Luka memar dapat diklasifikasikan sebagai luka memar superficial
(Superficial), Luka memar dalam (Deep), dan luka memar berbekas (Patterned/
imprint).
a. Luka memar superfisial
Luka memar superficial dapat terjadi secara segera, disebabkan oleh
akumulasi darah secara subkutan.
b. Luka memar dalam
Luka memar dalam menandakan adanya akumulasi pendarahan lebih
dalam dari lapisan kulit subkutan.
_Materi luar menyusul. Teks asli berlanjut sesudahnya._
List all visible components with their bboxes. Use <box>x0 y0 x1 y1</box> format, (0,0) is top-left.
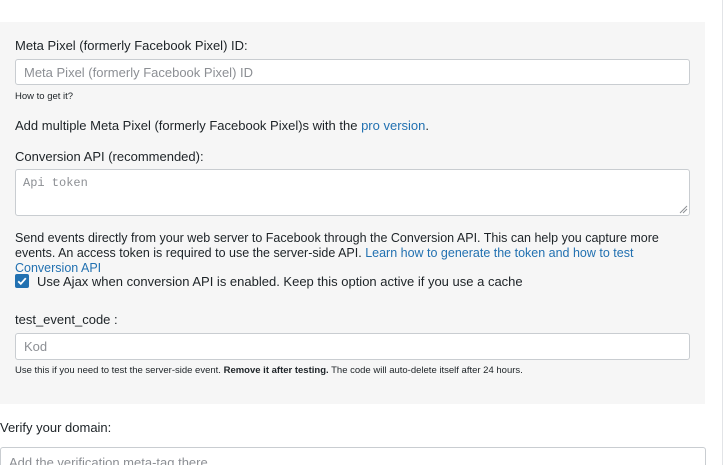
test-event-help-suffix: The code will auto-delete itself after 2… <box>328 365 523 376</box>
pro-version-link[interactable]: pro version <box>361 118 425 133</box>
test-event-help: Use this if you need to test the server-… <box>15 365 523 376</box>
verify-domain-input[interactable] <box>0 447 706 465</box>
test-event-help-prefix: Use this if you need to test the server-… <box>15 365 224 376</box>
api-token-textarea[interactable] <box>15 169 690 216</box>
conversion-api-description: Send events directly from your web serve… <box>15 231 695 276</box>
multi-pixel-suffix: . <box>425 118 430 133</box>
scroll-edge <box>722 0 723 465</box>
verify-domain-label: Verify your domain: <box>0 420 112 435</box>
test-event-help-bold: Remove it after testing. <box>223 365 329 376</box>
resize-grip-icon[interactable] <box>678 204 688 214</box>
conversion-api-label: Conversion API (recommended): <box>15 149 204 164</box>
how-to-get-link[interactable]: How to get it? <box>15 91 73 102</box>
pixel-id-input[interactable] <box>15 59 690 85</box>
multi-pixel-text: Add multiple Meta Pixel (formerly Facebo… <box>15 118 429 133</box>
multi-pixel-prefix: Add multiple Meta Pixel (formerly Facebo… <box>15 118 362 133</box>
ajax-checkbox-label: Use Ajax when conversion API is enabled.… <box>37 274 523 289</box>
test-event-code-input[interactable] <box>15 333 690 360</box>
test-event-code-label: test_event_code : <box>15 312 118 327</box>
check-icon <box>17 277 27 286</box>
pixel-id-label: Meta Pixel (formerly Facebook Pixel) ID: <box>15 38 248 53</box>
ajax-checkbox[interactable] <box>15 274 29 288</box>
Biasanya jenis luka ini memerlukan 1 sampai 2
hari untuk dapat terlihat di permukaan kulit.

c. Luka memar berbekas


Luka memar berbekas disebabkan oleh penekanan pada tubuh, biasanya
objek yang menekan tubuh meninggalkan bekas pada permukaan kulit. Pada
mayat waktu antara terjadinya luka memar, kematian dan pemeriksaan
menentukan juga karekteristik memar yang timbul. Semakin lama waktu antara
kematian dan pemeriksaan luka akan semakin membuat luka memar menjadi
gelap. Pemeriksaan mikroskopik adalah sarana yang dapat digunakan untuk
menentukan waktu terjadinya luka sebelum kematian. Namun sulit menentukan
secara pasti karena hal tersebut pun bergantung pada keahlian pemeriksa.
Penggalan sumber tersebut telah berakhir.